ICSI Kostenübernahme und ICSI Kosten

Für gesetzlich versicherte Paare, die eine ICSI benötigen, gelten seit dem 2. Juni 2017 neue Richtlinien. Diese Richtlinien sind entscheidend, denn sie geben vor, welche Voraussetzungen erfüllt sein müssen, damit die ICSI Kosten für die Behandlung und die Medikamente durch die Kasse übernommen werden.

Wenn diese Rahmenbedingungen (Alter der Frau 25-40 Jahre, Alter des Ehemannes 25-50 Jahre, Heirat, negativer HIV Test etc.) stimmen, werden von der gesetzlichen Krankenversicherung bis zu drei Behandlungszyklen ICSI zu 50% finanziert.

Tipp: Einzelne Krankenkassen zahlen auch in höherem Umfang für die ersten Versuche, zudem gibt es Förderungen auf der Ebene einzelner Bundesländer. Eine Recherche lohnt sich!

Um eine Kostenübernahme durch die Kasse zu erhalten, muss ein Antrag auf Kostenübernahme (ein sogenannter Behandlungsplan) erstellt und genehmigt werden. Dieser Behandlungsplan wird von dem behandelnden Reproduktionsmediziner erstellt und bei der Krankenkasse eingereicht.

Veränderte Richtlinien des G-BA: Was ist neu?

Ein Kinderwunschpaar in Deutschland kann nicht selbst bestimmen, welche Behandlung es zur Verwirklichung seines Kinderwunsches in Anspruch nehmen möchte.
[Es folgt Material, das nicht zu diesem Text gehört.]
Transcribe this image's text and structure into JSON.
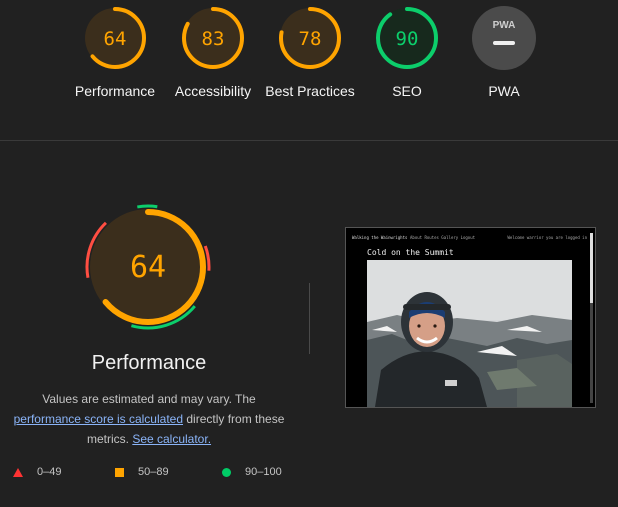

Vielmehr gibt es genau definierte medizinische Indikationen (Gründe), die für die jeweilige Behandlungsart zugelassen sind. Nur wenn diese Indikationen vorliegen, wird die Krankenkasse die Behandlung finanzieren.

Die neuen Richtlinien des Bundesausschusses betreffen nun ganz speziell die ICSI und damit die männliche Fertilität. Neben den für beide Partner geltenden Voraussetzungen, die du in dem unveränderten Teil der Richtlinien zur künstlichen Befruchtung hier nachlesen kannst,  müssen ab dem 02. Juni 2017 folgende Voraussetzungen für eine ICSI Behandlung und die Übernahme der ICSI Kosten erfüllt sein:

  • Es muss eine schwere männliche Fertilitätsstörung vorliegen. Es werden keine Grenzwerte für die Beurteilung des Spermiogramms genannt.
  • Es müssen 2 Spermiogramme auf der Grundlage des Handbuchs der WHO vorgelegt werden. Der bisher notwendige zeitliche Abstand von 12 Wochen zwischen 2 Spermiogrammen wurde gestrichen.
  • Eine Untersuchung durch einen Arzt mit der Zusatzbezeichnung Andrologie ist vor Erstellung des Kostenplans notwendig.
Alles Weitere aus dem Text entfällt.